Прежде чем уйти из отеля, Билли достал из чемодана газету для любителей пулевой стрельбы и положил на кофейный столик в гостиной. Его не тревожила еще одна возможность трансформации газеты в рисунки собаки, выполненные Брайаном Маккарти. То была галлюцинация, спровоцированная усталостью. Просто он хотел по возвращении почитать газету, ничего больше. Других причин не было. Билли прекрасно себя чувствовал.
Стюард принес подборку глянцевых журналов. Открыв один, первым делом Билли увидел рекламу дорогих мужских костюмов в журнальный разворот. На двух страницах трое молодых мужчин в отменно сшитых костюмах прогуливали трех золотистых ретриверов.
Билли закрыл журнал и отложил в сторону. Фотоснимок ничего не значил. Совпадение.
Подозревая, что такой же рекламный разворот мог появиться и в других изданиях, Билли не стал пролистывать начало следующего журнала. А сразу открыл его на середине, где обычно публиковали большие статьи, а не рекламу. Попал на историю о поп-диве и ее трех золотистых ретриверах.

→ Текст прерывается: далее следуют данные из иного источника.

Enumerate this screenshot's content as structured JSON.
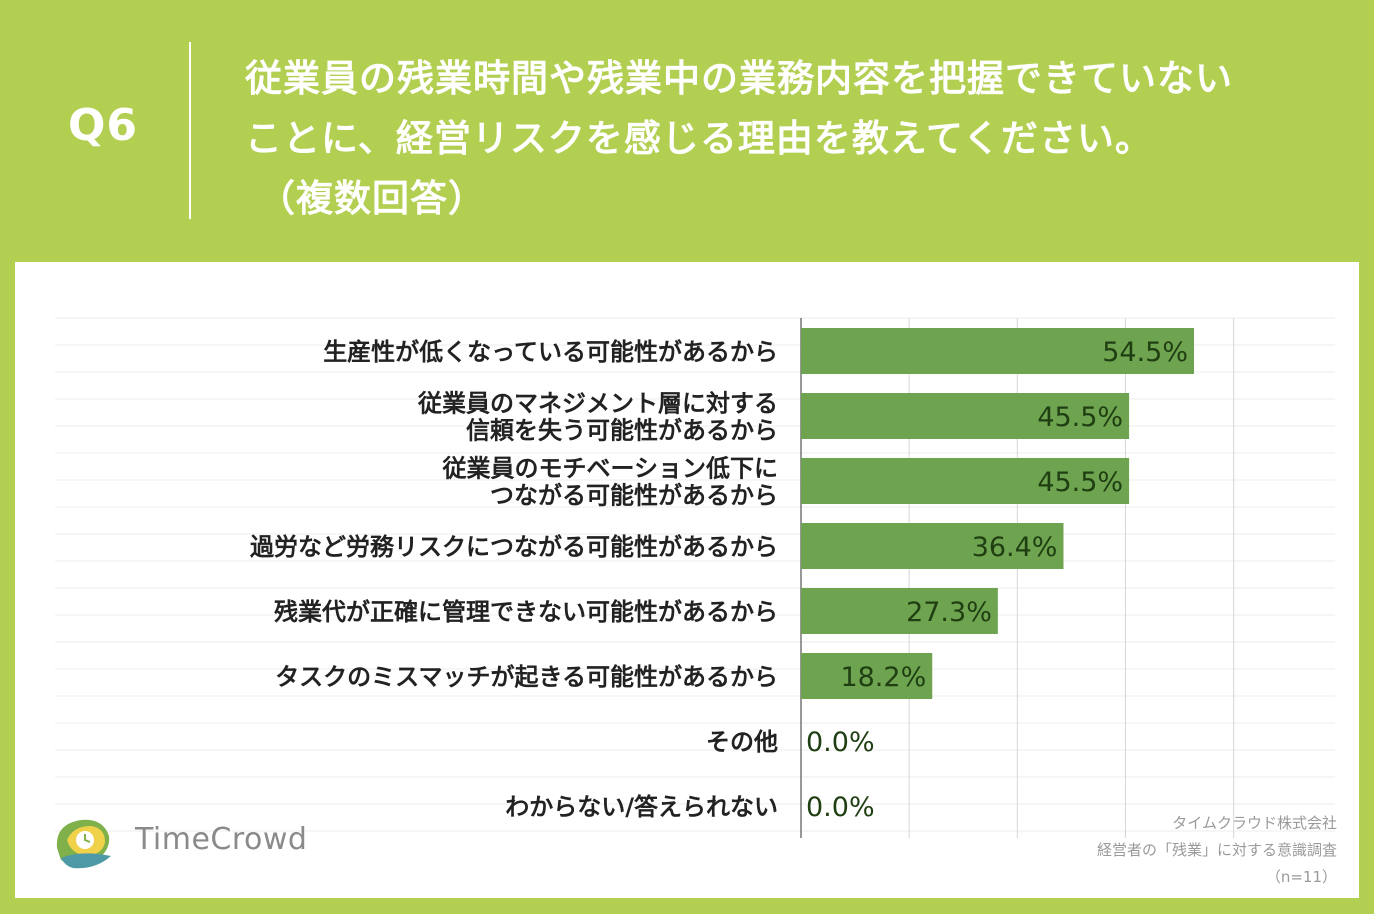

На фотоснимке под заголовком три собаки смотрели прямо в объектив, и что-то в их взгляде подсказало Билли: несколько месяцев назад, когда велась съемка, собаки знали, что много недель спустя он, Билли Пилгрим, будет смотреть на них именно так, как и смотрел сейчас, в состоянии крайнего нервного возбуждения. Все три собаки улыбались, но Билли видел в их глазах совсем не смех.